The "Think DeMorgan . . ." statement says it. A []-defined character class is structured like logical "or", so a character matching [\D\W] is either in \W or in \D (That's actually a degenerate example since \w contains \d). So [^\d\w] is logically "not (d or w)". DeMorgan distributes "not" over "or" as "(not d) and (not w)", while [\D\W] translates as "(not d) or (not w)".

The point is that \D is the set of all characters that do not belong to \d, so 'a', 'C', '&' all belong to \D. Now similar for \W, the set of all characters not in \w, hence '&', ' ', etc.

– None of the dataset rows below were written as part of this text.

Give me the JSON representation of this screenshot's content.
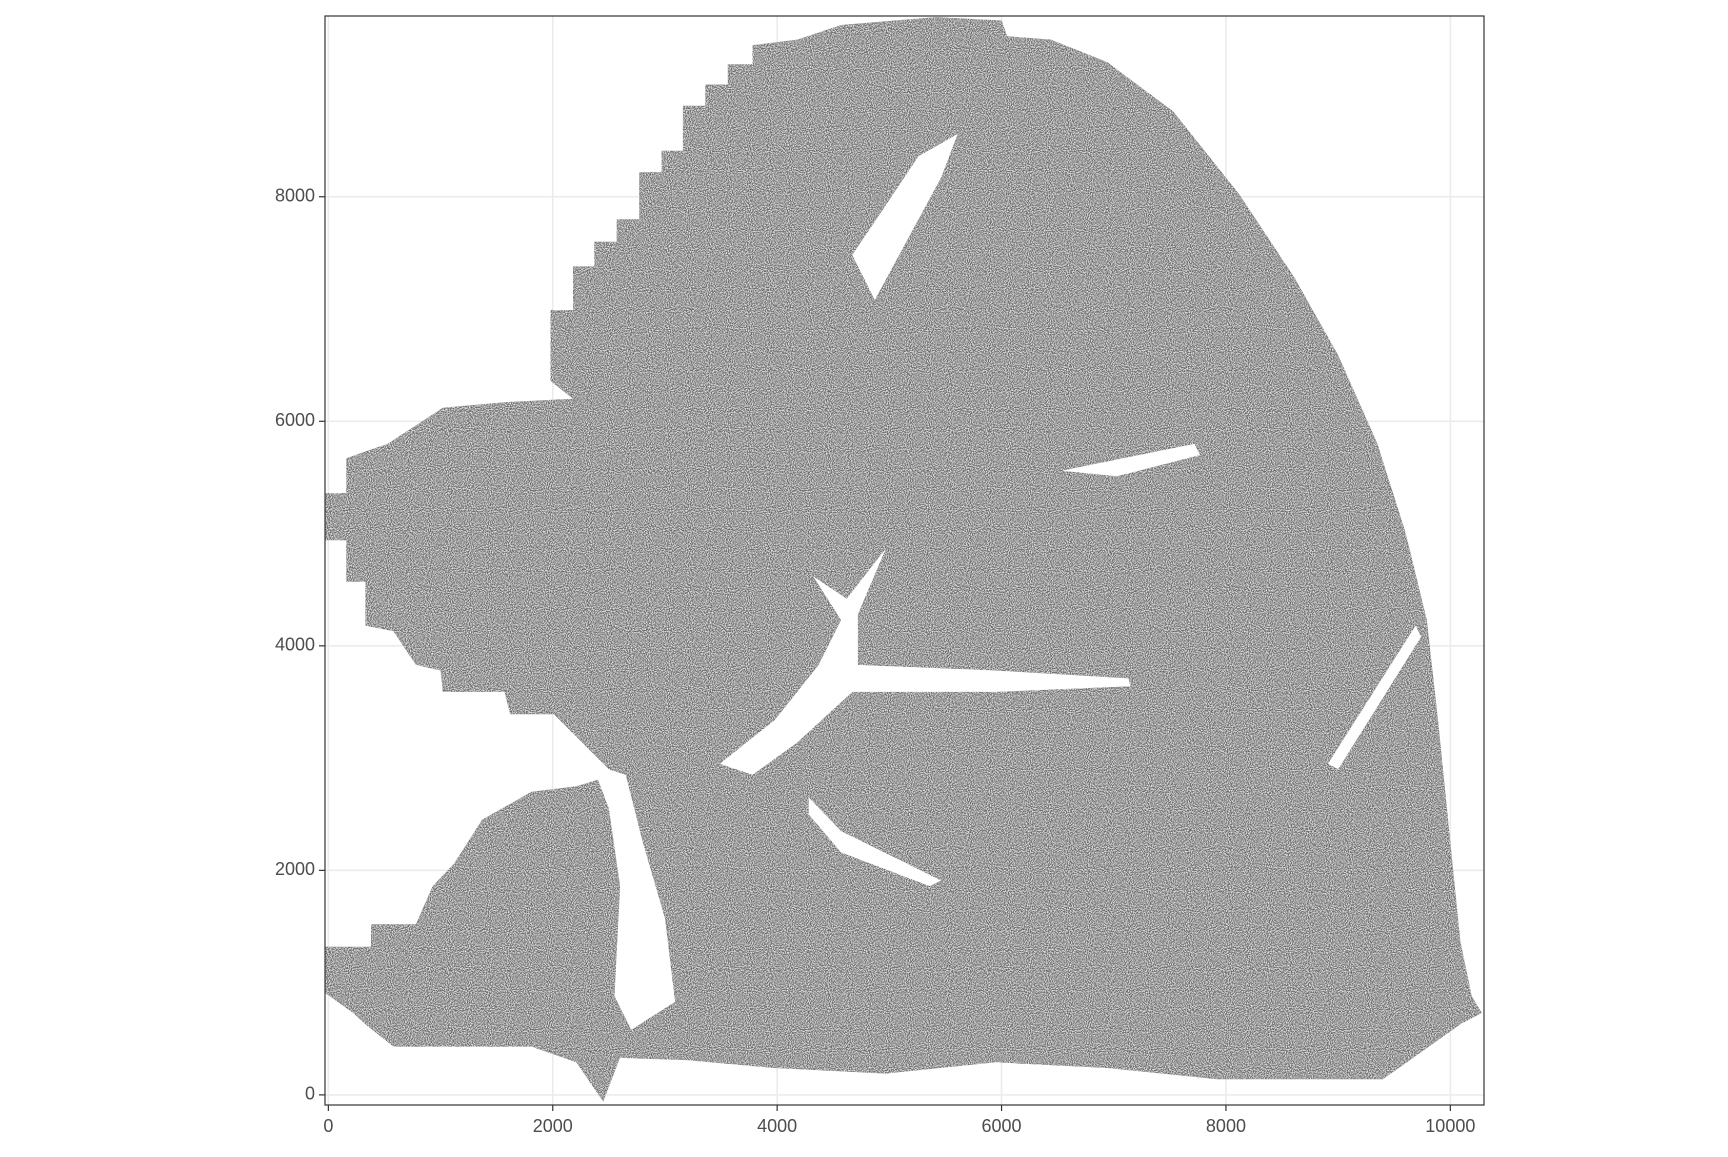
{
  "chart_data": {
    "type": "polygon",
    "color": "#6b6b6b",
    "xlim": [
      -30,
      10300
    ],
    "ylim": [
      -90,
      9610
    ],
    "xticks": [
      0,
      2000,
      4000,
      6000,
      8000,
      10000
    ],
    "yticks": [
      0,
      2000,
      4000,
      6000,
      8000
    ],
    "grid": true,
    "tissue": {
      "x": [
        5410,
        6000,
        6050,
        6440,
        6940,
        7530,
        8120,
        8610,
        9000,
        9350,
        9600,
        9790,
        9890,
        9990,
        10090,
        10190,
        10280,
        10090,
        9400,
        7920,
        6940,
        5950,
        4970,
        3980,
        3190,
        2600,
        2450,
        2210,
        1810,
        1020,
        580,
        330,
        220,
        -30,
        -30,
        380,
        380,
        780,
        930,
        1120,
        1370,
        1810,
        2210,
        2550,
        2210,
        2010,
        1620,
        1570,
        1020,
        1000,
        780,
        580,
        330,
        330,
        160,
        160,
        -30,
        -30,
        160,
        160,
        530,
        1020,
        1570,
        2180,
        1980,
        1980,
        2180,
        2180,
        2370,
        2370,
        2570,
        2570,
        2770,
        2770,
        2970,
        2970,
        3160,
        3160,
        3360,
        3360,
        3560,
        3560,
        3780,
        3780,
        4180,
        4570
      ],
      "y": [
        9600,
        9570,
        9430,
        9400,
        9200,
        8760,
        8020,
        7280,
        6590,
        5800,
        5010,
        4230,
        3340,
        2350,
        1370,
        880,
        730,
        630,
        140,
        140,
        240,
        290,
        190,
        240,
        310,
        330,
        -60,
        290,
        430,
        430,
        430,
        630,
        730,
        910,
        1320,
        1320,
        1520,
        1520,
        1860,
        2060,
        2450,
        2700,
        2750,
        2850,
        3190,
        3390,
        3390,
        3590,
        3590,
        3780,
        3830,
        4130,
        4180,
        4570,
        4570,
        4940,
        4940,
        5360,
        5360,
        5670,
        5800,
        6120,
        6170,
        6200,
        6360,
        6990,
        6990,
        7380,
        7380,
        7600,
        7600,
        7800,
        7800,
        8220,
        8220,
        8410,
        8410,
        8810,
        8810,
        9000,
        9000,
        9180,
        9180,
        9350,
        9400,
        9530
      ]
    },
    "holes": [
      {
        "x": [
          3490,
          3980,
          4370,
          4570,
          4320,
          4620,
          4970,
          4720,
          4720,
          5950,
          7130,
          7150,
          5950,
          4670,
          4180,
          3780
        ],
        "y": [
          2950,
          3340,
          3830,
          4230,
          4620,
          4420,
          4870,
          4280,
          3830,
          3780,
          3710,
          3640,
          3590,
          3590,
          3140,
          2850
        ]
      },
      {
        "x": [
          4280,
          4570,
          5460,
          5360,
          4570,
          4280
        ],
        "y": [
          2650,
          2350,
          1910,
          1860,
          2160,
          2500
        ]
      },
      {
        "x": [
          2350,
          2650,
          2800,
          3000,
          3090,
          2700,
          2550,
          2600,
          2500
        ],
        "y": [
          2950,
          2850,
          2260,
          1570,
          830,
          580,
          880,
          1860,
          2550
        ]
      },
      {
        "x": [
          4670,
          5260,
          5610,
          5460,
          4870
        ],
        "y": [
          7480,
          8360,
          8560,
          8170,
          7080
        ]
      },
      {
        "x": [
          8910,
          9690,
          9740,
          9000
        ],
        "y": [
          2950,
          4180,
          4080,
          2900
        ]
      },
      {
        "x": [
          6540,
          7720,
          7770,
          7030
        ],
        "y": [
          5560,
          5800,
          5700,
          5510
        ]
      }
    ]
  }
}
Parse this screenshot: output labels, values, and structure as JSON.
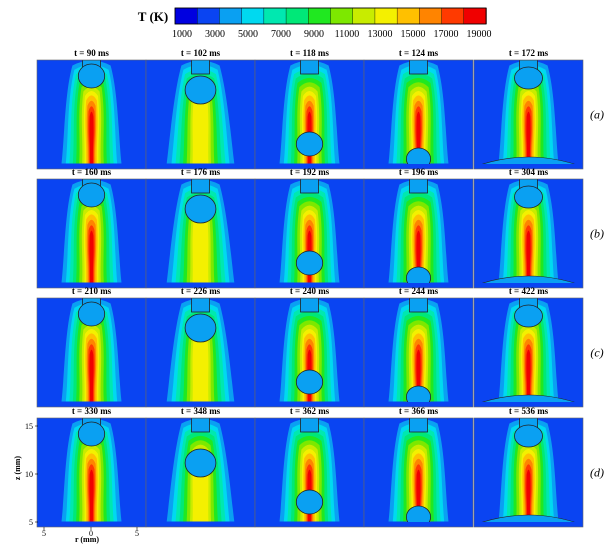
{
  "colorbar": {
    "title": "T (K)",
    "ticks": [
      "1000",
      "3000",
      "5000",
      "7000",
      "9000",
      "11000",
      "13000",
      "15000",
      "17000",
      "19000"
    ],
    "colors": [
      "#0000e0",
      "#0a44f2",
      "#0aa0f2",
      "#00d9f0",
      "#00e8b0",
      "#00e878",
      "#20e820",
      "#7de800",
      "#c8ec00",
      "#f4f000",
      "#ffc000",
      "#ff8400",
      "#ff3a00",
      "#f00000"
    ]
  },
  "rows": [
    {
      "label": "(a)",
      "times": [
        "t = 90 ms",
        "t = 102 ms",
        "t = 118 ms",
        "t = 124 ms",
        "t = 172 ms"
      ]
    },
    {
      "label": "(b)",
      "times": [
        "t = 160 ms",
        "t = 176 ms",
        "t = 192 ms",
        "t = 196 ms",
        "t = 304 ms"
      ]
    },
    {
      "label": "(c)",
      "times": [
        "t = 210 ms",
        "t = 226 ms",
        "t = 240 ms",
        "t = 244 ms",
        "t = 422 ms"
      ]
    },
    {
      "label": "(d)",
      "times": [
        "t = 330 ms",
        "t = 348 ms",
        "t = 362 ms",
        "t = 366 ms",
        "t = 536 ms"
      ]
    }
  ],
  "axes": {
    "z_label": "z (mm)",
    "z_ticks": [
      "15",
      "10",
      "5"
    ],
    "r_label": "r (mm)",
    "r_ticks": [
      "5",
      "0",
      "5"
    ]
  }
}
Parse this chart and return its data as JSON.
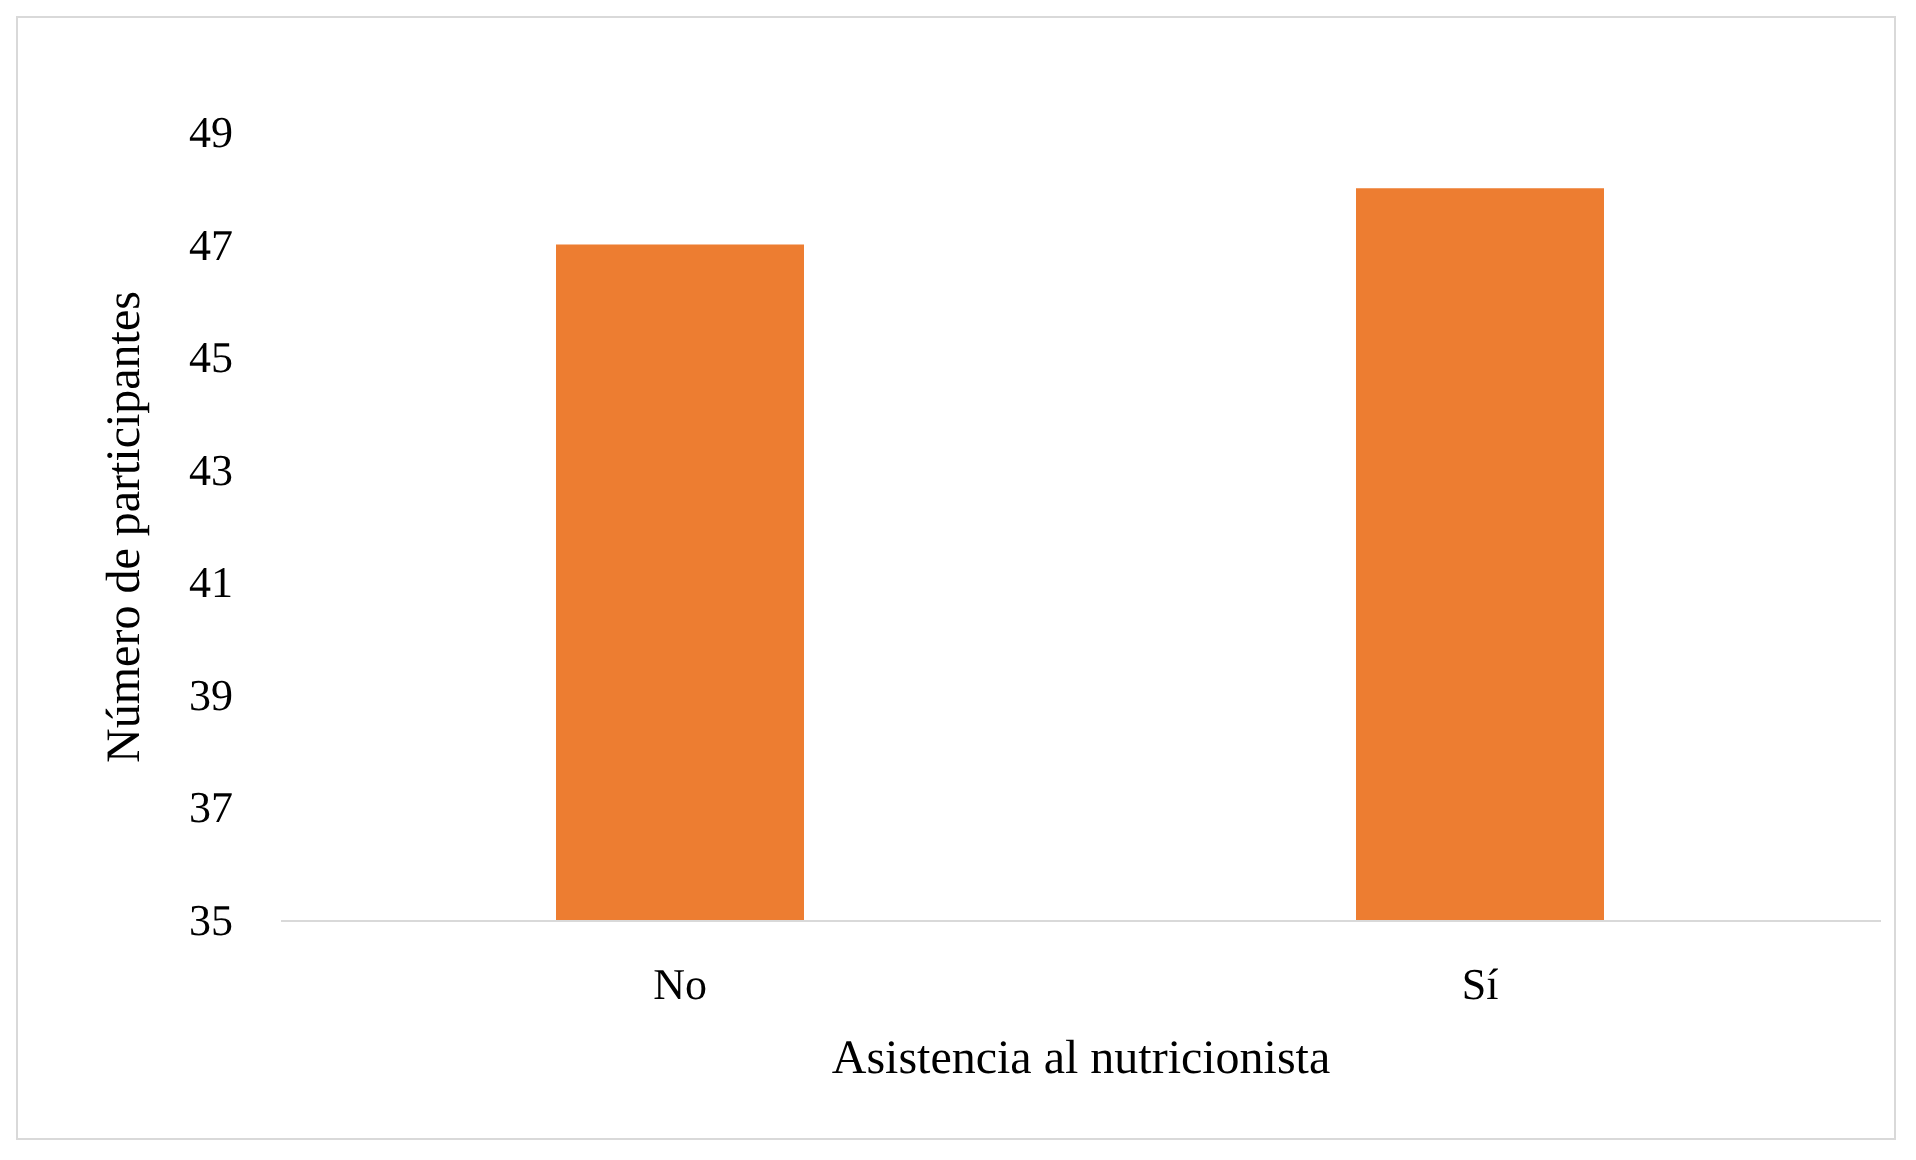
{
  "chart_data": {
    "type": "bar",
    "xlabel": "Asistencia al nutricionista",
    "ylabel": "Número de participantes",
    "categories": [
      "No",
      "Sí"
    ],
    "values": [
      47,
      48
    ],
    "color": "#ed7d31",
    "ylim": [
      35,
      49
    ],
    "yticks": [
      35,
      37,
      39,
      41,
      43,
      45,
      47,
      49
    ],
    "grid": false,
    "legend": false
  }
}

So far so good, but [\D\W] is the union of the sets \D and \W, hence it will contain '&' and ' ', but also 'a' and 'C' since the latter are members of \D. That's definitely not equal to the set [^\d\w] that contains none of the characters in \d or \w. The set [^\d\w] definitely doesn't contain 'a' or 'C' that are members of [\D\W].

Hope this helps, -gjb-

Think DeMorgan's laws:

### ( (! $a) && (! $b) )
[download]

### (! ( $a || $b) )
[download]

Maybe a picture will help. Try running this on a screen that is at least 108 chars wide.

#! perl -slw
use strict;

for my $re ( 
    qw[ .* 
        \d      \D     [^\d]  [^\D] 
        \w      \W     [^\w]  [^\W] 
        [\d\w] [^\d\w] [\D\W] [^\D\W] 
    ] 
) {
    printf "%8s:'%s'\n\n", $re, join '', 
        map{ /$re/ ? $_ : ' ' } map{ chr } 32 .. 126;
};;
[download]

Normally I'd post the output, but the OSU PM wrap feature doesn't like it.